Skills training, weapons training, physical training – but cops can’t forget to train what they rely on more than anything else: their minds. Part of the movement to strengthen analytical and ethical intelligence in police work, the “Shakespeare for Cops” program is a meeting of minds among academics, the police, and the public. Creating a new community partnership and fostering trust among groups sometimes suspicious of each other, the program shows that cops can help scholars and citizens understand how crime and justice work in Shakespeare’s plays. And studying Shakespeare leads to better policing. How? Because interpreting crime and justice in Shakespeare’s plays brings one to recognize the hidden causes of crime and the pitfalls of even the most well-intentioned attempts to enact justice.
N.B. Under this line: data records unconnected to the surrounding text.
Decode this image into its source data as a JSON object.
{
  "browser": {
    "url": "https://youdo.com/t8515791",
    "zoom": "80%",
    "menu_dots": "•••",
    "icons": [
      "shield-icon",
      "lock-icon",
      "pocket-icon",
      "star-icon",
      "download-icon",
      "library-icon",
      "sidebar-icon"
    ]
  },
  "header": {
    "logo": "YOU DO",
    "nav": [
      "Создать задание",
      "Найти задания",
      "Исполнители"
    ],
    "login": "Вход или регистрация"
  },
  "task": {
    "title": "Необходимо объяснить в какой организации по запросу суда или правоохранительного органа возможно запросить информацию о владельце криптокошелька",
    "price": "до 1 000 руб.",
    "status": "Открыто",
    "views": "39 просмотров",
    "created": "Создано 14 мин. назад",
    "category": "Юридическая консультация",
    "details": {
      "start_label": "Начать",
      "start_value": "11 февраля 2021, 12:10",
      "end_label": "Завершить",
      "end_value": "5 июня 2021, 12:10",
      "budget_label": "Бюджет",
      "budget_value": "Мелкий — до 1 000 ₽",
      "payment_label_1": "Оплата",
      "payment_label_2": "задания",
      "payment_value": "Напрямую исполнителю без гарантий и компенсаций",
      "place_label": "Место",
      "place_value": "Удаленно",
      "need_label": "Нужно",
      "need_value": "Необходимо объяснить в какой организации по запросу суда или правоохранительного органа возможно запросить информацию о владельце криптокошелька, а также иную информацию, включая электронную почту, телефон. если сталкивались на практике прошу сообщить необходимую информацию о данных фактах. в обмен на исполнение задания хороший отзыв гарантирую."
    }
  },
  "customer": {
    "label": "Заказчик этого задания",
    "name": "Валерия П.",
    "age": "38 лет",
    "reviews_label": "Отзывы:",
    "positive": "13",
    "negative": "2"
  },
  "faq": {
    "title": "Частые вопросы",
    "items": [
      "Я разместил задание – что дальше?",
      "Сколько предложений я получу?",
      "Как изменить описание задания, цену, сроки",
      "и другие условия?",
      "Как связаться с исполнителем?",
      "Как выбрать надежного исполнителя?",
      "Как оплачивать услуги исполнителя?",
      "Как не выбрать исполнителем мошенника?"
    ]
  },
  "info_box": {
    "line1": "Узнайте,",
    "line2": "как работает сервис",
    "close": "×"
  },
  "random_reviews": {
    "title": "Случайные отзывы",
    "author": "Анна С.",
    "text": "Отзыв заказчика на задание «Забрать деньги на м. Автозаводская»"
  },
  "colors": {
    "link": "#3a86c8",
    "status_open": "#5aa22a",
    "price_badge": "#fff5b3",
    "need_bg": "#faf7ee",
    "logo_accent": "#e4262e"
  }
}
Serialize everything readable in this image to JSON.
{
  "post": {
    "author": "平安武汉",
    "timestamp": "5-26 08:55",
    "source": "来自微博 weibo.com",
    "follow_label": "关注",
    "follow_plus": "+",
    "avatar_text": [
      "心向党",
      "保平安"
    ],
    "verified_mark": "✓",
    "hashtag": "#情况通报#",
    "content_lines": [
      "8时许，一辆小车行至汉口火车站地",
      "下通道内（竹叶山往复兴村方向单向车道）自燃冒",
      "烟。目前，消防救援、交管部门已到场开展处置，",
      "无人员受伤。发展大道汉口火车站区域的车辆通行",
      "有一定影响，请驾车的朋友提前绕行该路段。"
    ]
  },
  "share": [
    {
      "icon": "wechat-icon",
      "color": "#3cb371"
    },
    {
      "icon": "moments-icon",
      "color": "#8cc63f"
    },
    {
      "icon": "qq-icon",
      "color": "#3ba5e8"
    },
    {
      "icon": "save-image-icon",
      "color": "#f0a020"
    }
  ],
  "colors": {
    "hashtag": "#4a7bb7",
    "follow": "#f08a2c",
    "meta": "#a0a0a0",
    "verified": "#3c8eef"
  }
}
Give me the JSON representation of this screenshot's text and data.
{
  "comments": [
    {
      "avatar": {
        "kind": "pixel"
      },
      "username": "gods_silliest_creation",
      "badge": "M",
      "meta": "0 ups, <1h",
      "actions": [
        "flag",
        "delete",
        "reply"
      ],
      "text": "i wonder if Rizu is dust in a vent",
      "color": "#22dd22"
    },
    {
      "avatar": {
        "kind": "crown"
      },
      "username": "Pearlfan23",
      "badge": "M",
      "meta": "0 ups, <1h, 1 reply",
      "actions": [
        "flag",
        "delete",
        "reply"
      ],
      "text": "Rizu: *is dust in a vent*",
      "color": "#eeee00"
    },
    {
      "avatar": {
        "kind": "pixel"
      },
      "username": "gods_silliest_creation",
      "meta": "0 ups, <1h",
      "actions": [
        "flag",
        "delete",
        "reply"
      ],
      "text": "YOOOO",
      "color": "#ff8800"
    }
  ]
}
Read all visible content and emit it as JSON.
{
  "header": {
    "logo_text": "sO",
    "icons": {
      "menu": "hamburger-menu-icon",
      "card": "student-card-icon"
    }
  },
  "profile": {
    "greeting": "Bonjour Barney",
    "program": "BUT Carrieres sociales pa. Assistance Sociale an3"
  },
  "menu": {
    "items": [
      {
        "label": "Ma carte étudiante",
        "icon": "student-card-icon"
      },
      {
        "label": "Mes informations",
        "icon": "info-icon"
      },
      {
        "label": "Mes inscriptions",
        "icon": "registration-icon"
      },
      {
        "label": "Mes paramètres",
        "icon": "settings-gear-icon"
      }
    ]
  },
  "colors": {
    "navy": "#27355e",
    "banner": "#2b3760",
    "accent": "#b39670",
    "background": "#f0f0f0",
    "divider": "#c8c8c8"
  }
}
To develop this claim, this article starts with the story of Tim Smith, a cop-turned-author who writes novels starring a Shakespeare-quoting cop in San Diego. It then details the current needs and desires for humanistic education in police departments, reviews some successful programs already underway, and reports the results of interviews with leaders in this movement. The “Shakespeare for Cops” curriculum is then summarized – offering plays to consider and questions to ask – and possible venues are discussed. In the end, “Shakespeare for Cops” illustrates that intelligence and ethics are not personality traits that some people have and some don’t. They’re talents that can be learned, and skills that need to be practiced.